Finalmente, uma sala de informática. Após deambular três dias à cata de computador disponível em casas de informática, cyber-cafés, até no comércio de objetos para aluguel, sem sucesso, calhou que encontrei vaga em um hotel decente e mudei-me do “só pra dormir” em que me encontrava, e, pronto, tudo resolvido.

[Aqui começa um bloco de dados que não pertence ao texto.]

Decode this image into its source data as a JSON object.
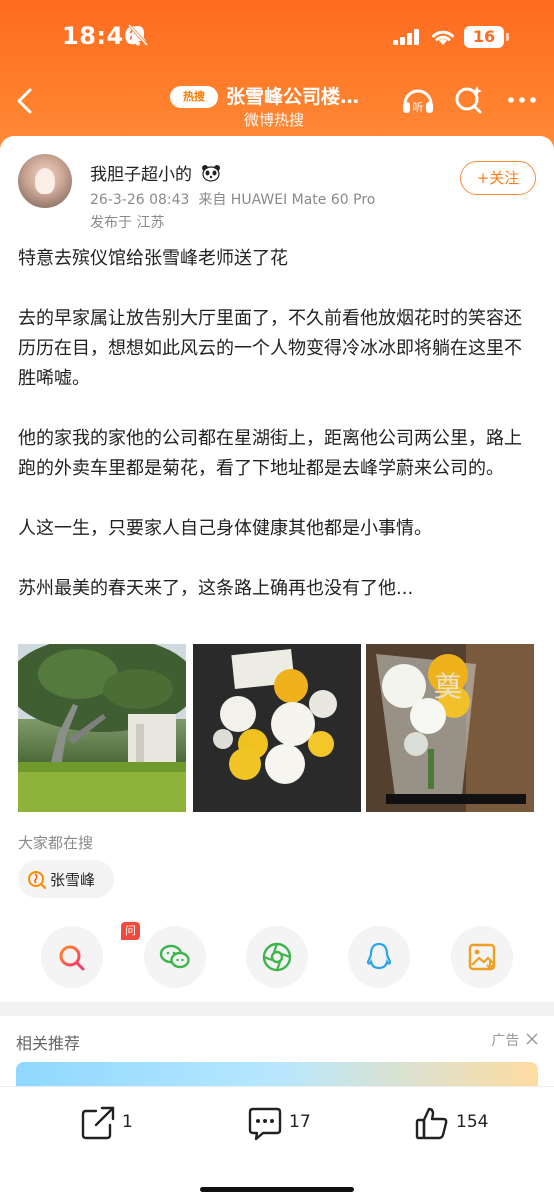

De fato, incautamente viajei para esta praiana Fortaleza desapercebido de reserva hoteleira. O serviço de turismo no aeroporto discretamente me taxou de incauto, a cidade nesta época está sempre lotada, não há vagas. Bem, só pra dormir, ofereceu-me um, um pouco distante da orla, um frugal café da manhã, um quarto com banho, só pra dormir. Chamemo-lo de “Hotel da Praça”, ficticiamente. Tomei a instalação entusiasmado pelo bom preço e pelo convencimento de que, de fato, um quarto limpo e com banho era o quanto bastava, pois a cidade estava lá fora, a praia, o exótico comércio, tudo aquilo que enche a cabeça do viajante em uma cidade tão colorida, tão sol, tão mar,tão vida exterior como Fortaleza.

Preenchida a ficha de hospedagem na recepção, o vão da escada que levava aos quartos nos dois andares superiores, recebi aquelas chaves que pareciam próprias para as portas de uma medina, de tão antigas e oxidadas. Esperei um mensageiro para me ajudar com a bagagem e recebi um sorriso: “Não temos, mas quando folgar aqui eu mesmo as levo”. Obrigado, agradeci, não carece, eu mesmo faço, estão leves.

Eram quatro horas da tarde. Cansado, procurei um banho restaurador e, de fato, afora o fato de a água ser ou muito quente, ou muito fria, a providência foi eficaz. Bem, as toalhas ásperas, ríspidas, exalavam um cheiro de assepsia que dava segurança ao usuário, embora fosse, ao mesmo tempo, um lembrete chega pra lá de que você era mais um a ser por elas surrado, raspado, enfaixado.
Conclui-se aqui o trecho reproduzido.